What are progressive lenses?

A type of multifocal characterized by a gradient of increasing lens power, added to the wearer’s correction for the other refractive errors. There is no noticeable line on the surface of the lens.

Do I get a copy of my prescription right away?

On completion of your eye exam your prescription will be given to you.

How long does it take to get my lenses once they are ordered?

Contact lenses usually take 2-4 business days to arrive. In the interim, trial contact lenses may be provided as needed.

If I wear glasses, does this mean that I can wear contact lenses?

Yes, in most cases, however there are a number of factors that need to be considered when determining the suitability of contact lens wear eg., your prescription, eye health, comfort and vision.

Do you do LASIK surgery?

We provide laser vision consultations in order to educate our patients on whether or not they are a good candidate for laser vision correction or other surgical options. The pre and post-operative care is performed in our office, and we will refer you to the outpatient laser surgery facility that best meets your needs.

Do I have to wear sunglasses?

It’s recommended that you always wear protective lenses outdoors – even on overcast days. Sunglasses protect your eyes from harmful ultraviolent (UV) rays, and exposure to these rays has been associated with the development of cataracts and Age-Related Macular Degeneration (ARMD). Quality sunglasses protect your eyes by blocking 99+ percent of the sun's harmful UV rays. Sunglasses also protect the delicate skin around the eyes from UV rays that cause wrinkles and premature aging.

Can you treat glaucoma, macular degeneration and other serious conditions?

Yes, we provide a detailed evaluation and treatment plan for eye diseases, which may include a referral to an ophthalmologist. Early detection of these conditions is important, but many options are still available for those with longstanding eye conditions.

Can I have an eye exam while pregnant? Should I wait because of vision fluctuations?
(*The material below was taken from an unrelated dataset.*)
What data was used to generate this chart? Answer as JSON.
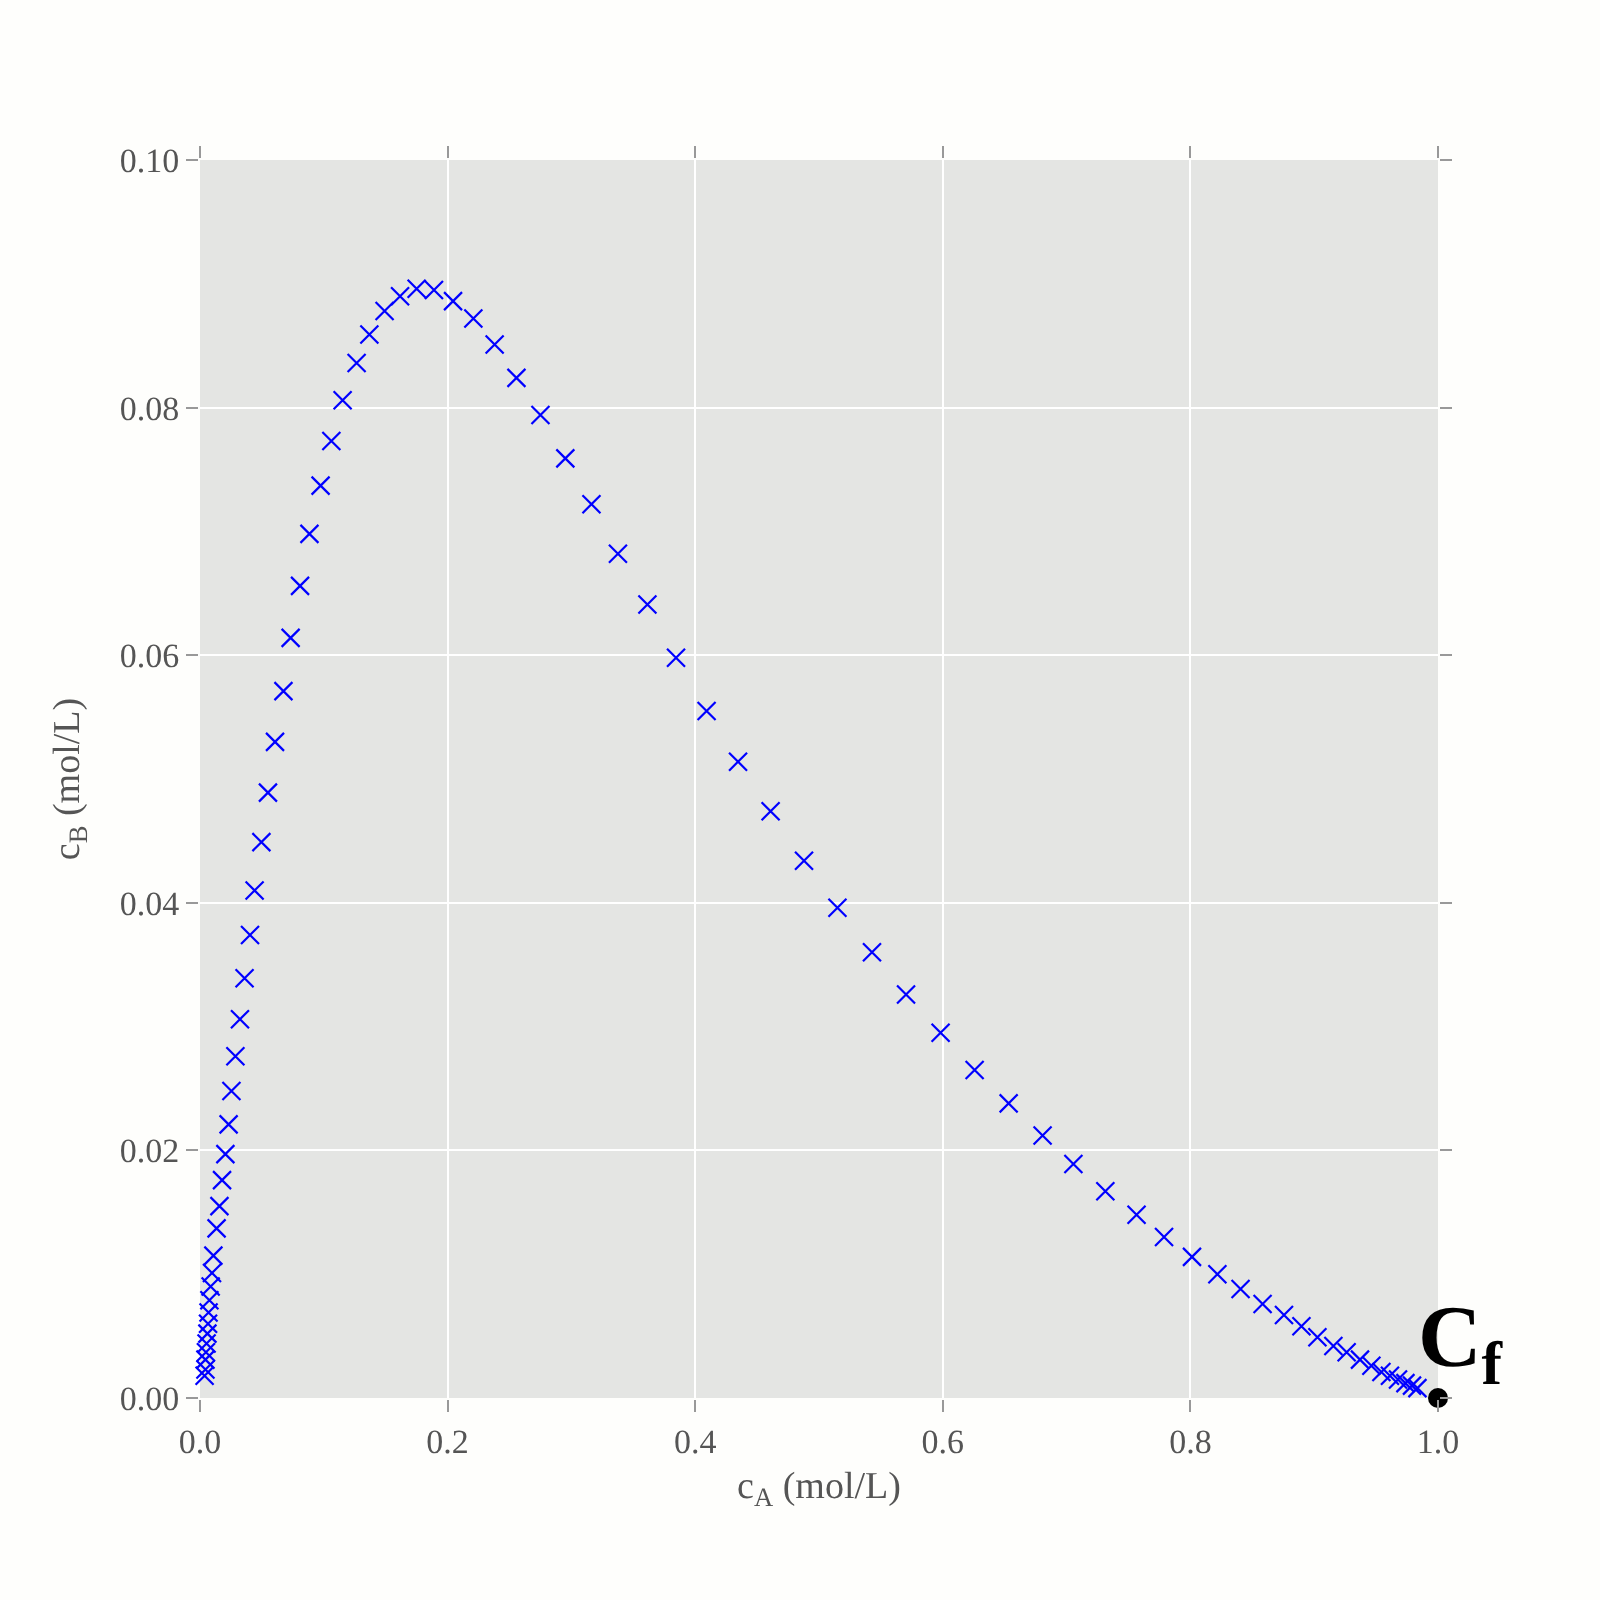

Yes, eye exams can be done at any time during a pregnancy and are recommended if you do experience vision fluctuations. Changes in body fluid levels and hormones are the usual causes of vision fluctuations. This could affect activities such as driving and computer work. Hypertension and diabetes are also risks during pregnancy and can often be first detected during an eye exam. Vision typically stabilizes three months post-partum. If possible, it would be advisable to wait until that time.
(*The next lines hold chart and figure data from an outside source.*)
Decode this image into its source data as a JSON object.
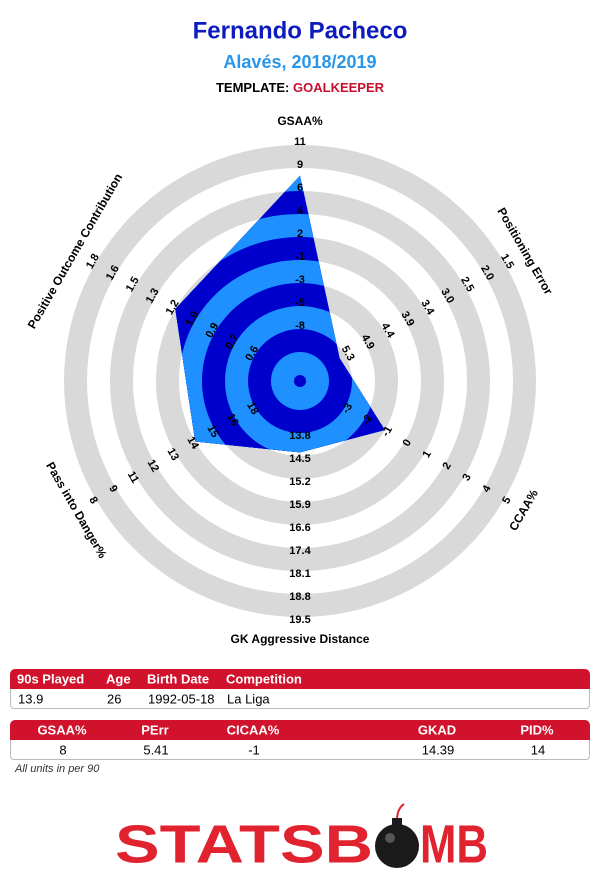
{
  "header": {
    "title": "Fernando Pacheco",
    "subtitle": "Alavés, 2018/2019",
    "template_label": "TEMPLATE:",
    "template": "GOALKEEPER"
  },
  "chart_data": {
    "type": "radar",
    "categories": [
      "GSAA%",
      "Positioning Error",
      "CCAA%",
      "GK Aggressive Distance",
      "Pass into Danger%",
      "Positive Outcome Contribution"
    ],
    "values": [
      8,
      5.41,
      -1,
      14.39,
      14,
      1.2
    ],
    "axis_ticks": [
      [
        -8,
        -5,
        -3,
        -1,
        2,
        4,
        6,
        9,
        11
      ],
      [
        5.3,
        4.9,
        4.4,
        3.9,
        3.4,
        {
          "value": 3,
          "label": "3.0"
        },
        2.5,
        {
          "value": 2,
          "label": "2.0"
        },
        1.5
      ],
      [
        -3,
        -2,
        -1,
        0,
        1,
        2,
        3,
        4,
        5
      ],
      [
        13.8,
        14.5,
        15.2,
        15.9,
        16.6,
        17.4,
        18.1,
        18.8,
        19.5
      ],
      [
        18,
        16,
        15,
        14,
        13,
        12,
        11,
        9,
        8
      ],
      [
        0.6,
        0.7,
        0.9,
        {
          "value": 1,
          "label": "1.0"
        },
        1.2,
        1.3,
        1.5,
        1.6,
        1.8
      ]
    ],
    "colors": [
      "#0000cd",
      "#1e90ff"
    ],
    "ring_color": "#d9d9d9"
  },
  "tables": [
    {
      "columns": [
        "90s Played",
        "Age",
        "Birth Date",
        "Competition"
      ],
      "rows": [
        [
          13.9,
          26,
          "1992-05-18",
          "La Liga"
        ]
      ]
    },
    {
      "columns": [
        "GSAA%",
        "PErr",
        "CICAA%",
        "GKAD",
        "PID%"
      ],
      "rows": [
        [
          8,
          5.41,
          -1,
          14.39,
          14
        ]
      ]
    }
  ],
  "footnote": "All units in per 90",
  "logo": {
    "left": "STATSB",
    "right": "MB"
  }
}
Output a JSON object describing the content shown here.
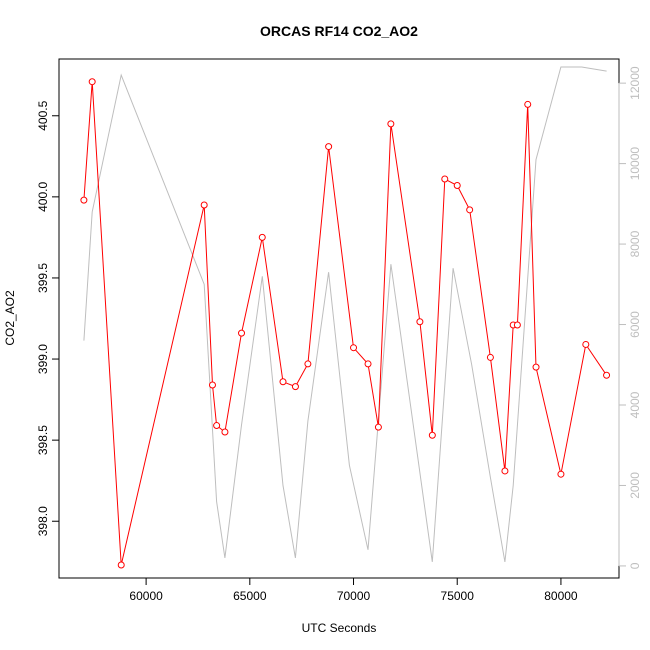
{
  "chart_data": {
    "type": "line",
    "title": "ORCAS RF14 CO2_AO2",
    "xlabel": "UTC Seconds",
    "ylabel": "CO2_AO2",
    "y2label": "",
    "xlim": [
      55800,
      82800
    ],
    "ylim": [
      397.65,
      400.85
    ],
    "y2lim": [
      -300,
      12600
    ],
    "x_ticks": [
      60000,
      65000,
      70000,
      75000,
      80000
    ],
    "y_ticks": [
      398.0,
      398.5,
      399.0,
      399.5,
      400.0,
      400.5
    ],
    "y2_ticks": [
      0,
      2000,
      4000,
      6000,
      8000,
      10000,
      12000
    ],
    "grid": false,
    "series": [
      {
        "color": "#ff0000",
        "marker": "open-circle",
        "axis": "left",
        "x": [
          57000,
          57400,
          58800,
          62800,
          63200,
          63400,
          63800,
          64600,
          65600,
          66600,
          67200,
          67800,
          68800,
          70000,
          70700,
          71200,
          71800,
          73200,
          73800,
          74400,
          75000,
          75600,
          76600,
          77300,
          77700,
          77900,
          78400,
          78800,
          80000,
          81200,
          82200
        ],
        "y": [
          399.98,
          400.71,
          397.73,
          399.95,
          398.84,
          398.59,
          398.55,
          399.16,
          399.75,
          398.86,
          398.83,
          398.97,
          400.31,
          399.07,
          398.97,
          398.58,
          400.45,
          399.23,
          398.53,
          400.11,
          400.07,
          399.92,
          399.01,
          398.31,
          399.21,
          399.21,
          400.57,
          398.95,
          398.29,
          399.09,
          398.9
        ]
      },
      {
        "color": "#bebebe",
        "marker": "none",
        "axis": "right",
        "x": [
          57000,
          57400,
          58800,
          62800,
          63400,
          63800,
          64600,
          65600,
          66600,
          67200,
          67800,
          68800,
          69800,
          70700,
          71800,
          73800,
          74800,
          75700,
          76600,
          77300,
          77700,
          78800,
          80000,
          81000,
          82200
        ],
        "y": [
          5600,
          8800,
          12200,
          7000,
          1600,
          200,
          3500,
          7200,
          2000,
          200,
          3600,
          7300,
          2500,
          400,
          7500,
          100,
          7400,
          5000,
          2200,
          100,
          2000,
          10100,
          12400,
          12400,
          12300
        ]
      }
    ]
  }
}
Do you do children's exams? If so, when should my child's first exam be?

We do provide eye exams for children. It is recommended that your child have their first eye exam at 6 months. A child’s eyes should then be examined at a year old, then three years and then every year thereafter. Eye exams for infants and toddlers are not the same as that for adults. The tests are more objective, but we examine the vision, the health of the eyes, and how well the eyes work together. OHIP covers children’s eye exams annually up to the age of 20.

What is the difference between an optometrist, optician and ophthalmologist?

An optometrist is usually the first person you see for any vision or eye health concern. He or she specializes in eye health examinations and contact lens fittings. Your optometrist can also test for eye diseases, and can also diagnose and treat certain eye conditions with medication. Optometrists perform regular eye exams, determine prescriptions for eyeglasses and contact lens and provide treatment for some eye diseases.

An ophthalmologist is a medical doctor who specializes in the eyes. Ophthalmologists can perform vision examinations, prescribe medications, test for and treat eye diseases or eye injuries. He or She can perform most of the eye surgeries and usually require a referral from an optometrist or family doctor for an appointment.